Mike Sayles knows the struggles of living with psoriatic disease. The 32-year-old in suburban Chicago has been living with psoriasis and psoriatic arthritis (PsA) for the past decade, with the signs first appearing and manifesting in his nails.
Mike has been through it all: the stumped doctors, the misdiagnosis, the long and arduous treatment journey before landing on something that works for him. The key to his success? Routine. Know what works, and stick with it.
The problem with routine, though, is that it can easily get thrown out the window when raising young children. Especially with young children who are also living with psoriatic disease.
“I noticed at a pretty young age that psoriasis and psoriatic arthritis started to present themselves [in my children],” says Mike. “In a period of about a year, all three were showing obvious signs of psoriasis on their skin and were experiencing some joint issues.”
Mike and his wife, Maggie, have had to find a new routine that works for their jobs, Mike’s psoriatic disease and their three children – Ava, who is 7, Keegan, who is 5, and Rori, who is 2. While only Ava and Keegan have been diagnosed so far, all three children already are living with the challenges of both psoriasis and PsA.
Getting into a rhythm that allows for treatment to be properly administered, while making sure the older two kids arrive at school on time, has been a challenge, to say the least.
“It’s just learning to be disciplined about things,” says Mike. “I have to stay on top of taking my medication daily. And for the kids, we have to make sure to apply their topical skin care every night. If we don’t stay on top of it, that’s how flare-ups happen. We also have to factor in their weekly injections into our busy schedules. Keeping on top of what you need to do for the psoriasis and the arthritis becomes a big part of your life.”
Being a parent of children with psoriatic disease can also bring some emotional challenges. While Mike’s youngest two children have not reached an age where their disease has affected them on an emotional level, Ava is starting to deal with the struggles of growing up with a visible skin condition.
“As Ava has gotten older, she’s getting more aware that her skin is different from those around her,” says Mike. “She’s got a big skin patch behind the knees, and this summer she was very sensitive to it and didn’t want to wear shorts.”
As his three kids get older, Mike knows that helping them build their confidence will be nearly as important as sticking to their treatment. All must be built into the family routine and followed. Regimen is key.
From a financial perspective, a household with four people living with psoriatic disease can create its own set of headaches. “Anytime you want to combine multiple types of medicine and treatment, it’s like an insurance nightmare,” says Mike.
Mike has had to build in time to his yearly schedule to work with both his insurance and the pharmaceutical companies for approvals for himself and his kids. He says it’s a bit of a journey every year but has been manageable, and he is ready for the hoops that must be jumped through.
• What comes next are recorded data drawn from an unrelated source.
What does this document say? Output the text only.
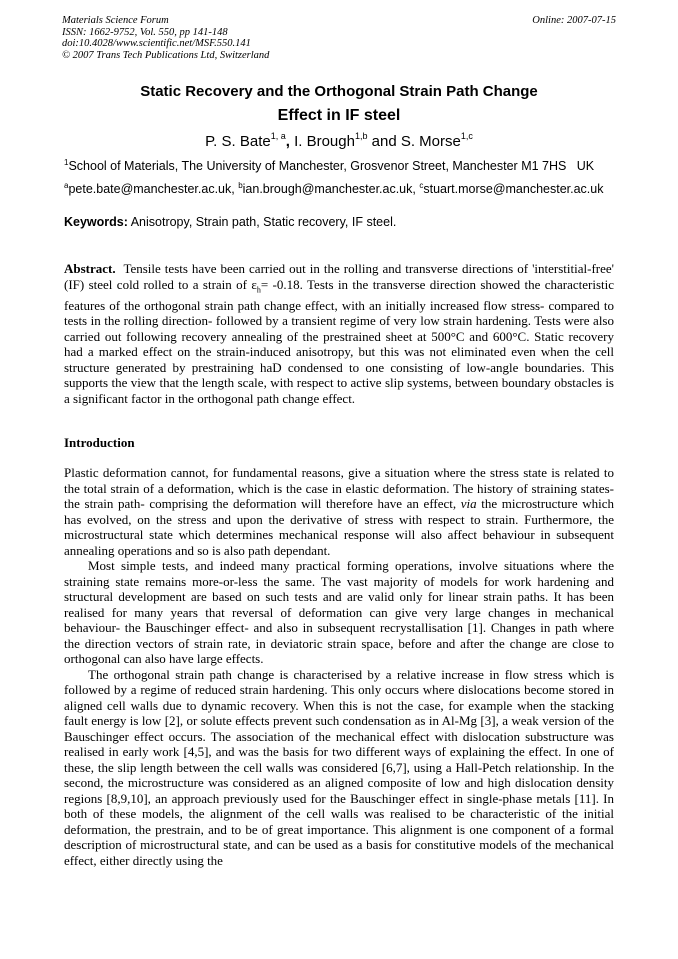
Materials Science Forum
ISSN: 1662-9752, Vol. 550, pp 141-148
doi:10.4028/www.scientific.net/MSF.550.141
© 2007 Trans Tech Publications Ltd, Switzerland
Online: 2007-07-15
Static Recovery and the Orthogonal Strain Path Change
Effect in IF steel
P. S. Bate$^{1, a}$, I. Brough$^{1,b}$ and S. Morse$^{1,c}$
$^1$School of Materials, The University of Manchester, Grosvenor Street, Manchester M1 7HS   UK
$^a$pete.bate@manchester.ac.uk, $^b$ian.brough@manchester.ac.uk, $^c$stuart.morse@manchester.ac.uk
Keywords: Anisotropy, Strain path, Static recovery, IF steel.
Abstract. Tensile tests have been carried out in the rolling and transverse directions of 'interstitial-free' (IF) steel cold rolled to a strain of $\varepsilon_h= -0.18$. Tests in the transverse direction showed the characteristic features of the orthogonal strain path change effect, with an initially increased flow stress- compared to tests in the rolling direction- followed by a transient regime of very low strain hardening. Tests were also carried out following recovery annealing of the prestrained sheet at 500°C and 600°C. Static recovery had a marked effect on the strain-induced anisotropy, but this was not eliminated even when the cell structure generated by prestraining haD condensed to one consisting of low-angle boundaries. This supports the view that the length scale, with respect to active slip systems, between boundary obstacles is a significant factor in the orthogonal path change effect.
Introduction

Plastic deformation cannot, for fundamental reasons, give a situation where the stress state is related to the total strain of a deformation, which is the case in elastic deformation. The history of straining states- the strain path- comprising the deformation will therefore have an effect, via the microstructure which has evolved, on the stress and upon the derivative of stress with respect to strain. Furthermore, the microstructural state which determines mechanical response will also affect behaviour in subsequent annealing operations and so is also path dependant.

Most simple tests, and indeed many practical forming operations, involve situations where the straining state remains more-or-less the same. The vast majority of models for work hardening and structural development are based on such tests and are valid only for linear strain paths. It has been realised for many years that reversal of deformation can give very large changes in mechanical behaviour- the Bauschinger effect- and also in subsequent recrystallisation [1]. Changes in path where the direction vectors of strain rate, in deviatoric strain space, before and after the change are close to orthogonal can also have large effects.

The orthogonal strain path change is characterised by a relative increase in flow stress which is followed by a regime of reduced strain hardening. This only occurs where dislocations become stored in aligned cell walls due to dynamic recovery. When this is not the case, for example when the stacking fault energy is low [2], or solute effects prevent such condensation as in Al-Mg [3], a weak version of the Bauschinger effect occurs. The association of the mechanical effect with dislocation substructure was realised in early work [4,5], and was the basis for two different ways of explaining the effect. In one of these, the slip length between the cell walls was considered [6,7], using a Hall-Petch relationship. In the second, the microstructure was considered as an aligned composite of low and high dislocation density regions [8,9,10], an approach previously used for the Bauschinger effect in single-phase metals [11]. In both of these models, the alignment of the cell walls was realised to be characteristic of the initial deformation, the prestrain, and to be of great importance. This alignment is one component of a formal description of microstructural state, and can be used as a basis for constitutive models of the mechanical effect, either directly using the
Everything comes back to routine with the Sayles family. And it is this routine that’s helped them to thrive even during the worst pandemic of our lifetime. When asked about how COVID-19 has affected his family’s psoriatic disease, Mike was quick to point out that, thanks to the bedrock of routine and being on the right treatment, none of them have been adversely impacted. Sure, some of their doctor’s appointments might be done by computer now, but their psoriatic disease plan of attack has not changed.
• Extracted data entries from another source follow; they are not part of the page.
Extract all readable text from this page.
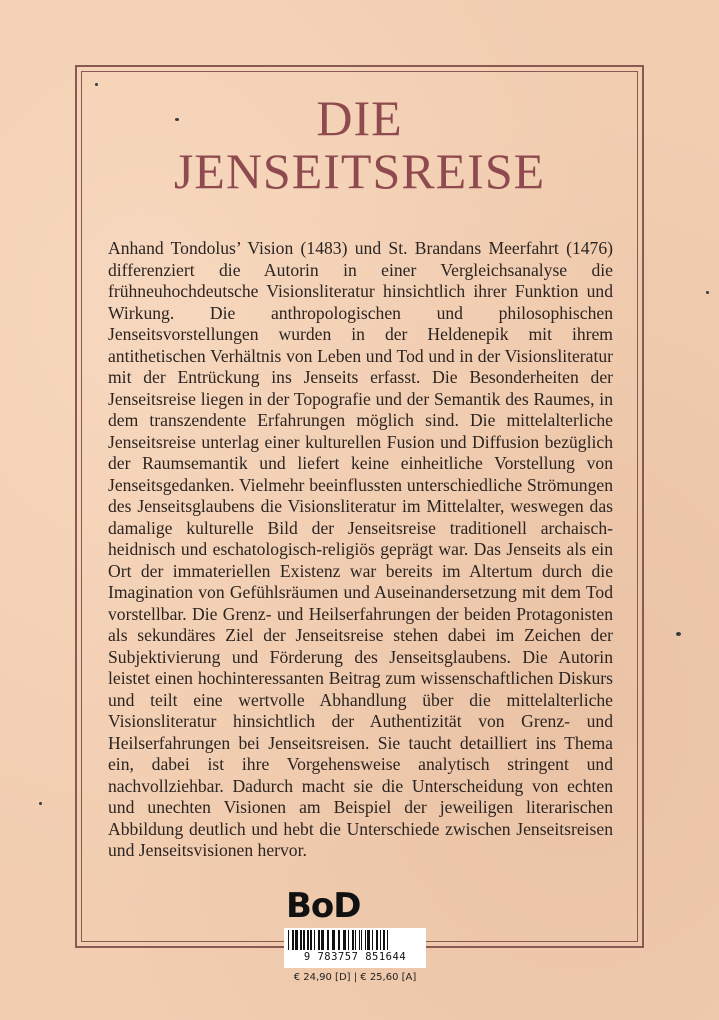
DIE
JENSEITSREISE
Anhand Tondolus’ Vision (1483) und St. Brandans Meerfahrt (1476) differenziert die Autorin in einer Vergleichsanalyse die frühneuhochdeutsche Visionsliteratur hinsichtlich ihrer Funktion und Wirkung. Die anthropologischen und philosophischen Jenseitsvorstellungen wurden in der Heldenepik mit ihrem antithetischen Verhältnis von Leben und Tod und in der Visionsliteratur mit der Entrückung ins Jenseits erfasst. Die Besonderheiten der Jenseitsreise liegen in der Topografie und der Semantik des Raumes, in dem transzendente Erfahrungen möglich sind. Die mittelalterliche Jenseitsreise unterlag einer kulturellen Fusion und Diffusion bezüglich der Raumsemantik und liefert keine einheitliche Vorstellung von Jenseitsgedanken. Vielmehr beeinflussten unterschiedliche Strömungen des Jenseitsglaubens die Visionsliteratur im Mittelalter, weswegen das damalige kulturelle Bild der Jenseitsreise traditionell archaisch-heidnisch und eschatologisch-religiös geprägt war. Das Jenseits als ein Ort der immateriellen Existenz war bereits im Altertum durch die Imagination von Gefühlsräumen und Auseinandersetzung mit dem Tod vorstellbar. Die Grenz- und Heilserfahrungen der beiden Protagonisten als sekundäres Ziel der Jenseitsreise stehen dabei im Zeichen der Subjektivierung und Förderung des Jenseitsglaubens. Die Autorin leistet einen hochinteressanten Beitrag zum wissenschaftlichen Diskurs und teilt eine wertvolle Abhandlung über die mittelalterliche Visionsliteratur hinsichtlich der Authentizität von Grenz- und Heilserfahrungen bei Jenseitsreisen. Sie taucht detailliert ins Thema ein, dabei ist ihre Vorgehensweise analytisch stringent und nachvollziehbar. Dadurch macht sie die Unterscheidung von echten und unechten Visionen am Beispiel der jeweiligen literarischen Abbildung deutlich und hebt die Unterschiede zwischen Jenseitsreisen und Jenseitsvisionen hervor.
BoD
9 783757 851644
€ 24,90 [D] | € 25,60 [A]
The one thing that has changed due to the coronavirus is how the Sayles family interacts with the psoriatic disease community.
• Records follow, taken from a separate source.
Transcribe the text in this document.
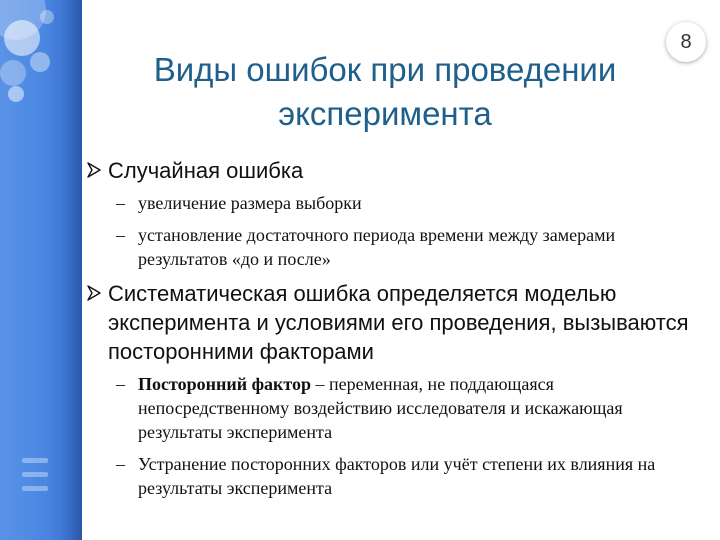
8
Виды ошибок при проведении эксперимента
Случайная ошибка
– увеличение размера выборки
– установление достаточного периода времени между замерами результатов «до и после»
Систематическая ошибка определяется моделью эксперимента и условиями его проведения, вызываются посторонними факторами
– Посторонний фактор – переменная, не поддающаяся непосредственному воздействию исследователя и искажающая результаты эксперимента
– Устранение посторонних факторов или учёт степени их влияния на результаты эксперимента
A few years ago, Mike was introduced to the National Psoriasis Foundation (NPF) by his dermatologist, who suggested Mike’s family take part in a Team NPF Walk in Chicago to meet others in the same shoes. “It was a great event to get outside with the kids in the park. It really helps them to see that there are other people who are going through similar things. It really helps them, especially my older daughter, to feel like they’re less on an island,” Mike says.
The family had a good time interacting with the NPF community and enjoyed giving back by raising funds for their walk. And they didn’t let the pandemic complications stop them from attending this year’s virtual Team NPF Walk in Chicago.
While the event took on a different feel, and the face-to-face interactions with the community were gone, Mike says the kids were just as motivated and excited to raise money and get moving outside for NPF. Their friends and family were just as eager to support them too. The family raised $1,300 for NPF, and they enjoyed riding together in the park on their scooters.
Mike says he and his family are grateful for the opportunity to connect and give back to a supportive community. Events like the Team NPF Walk in Chicago will continue to be a part of their routine for years to come.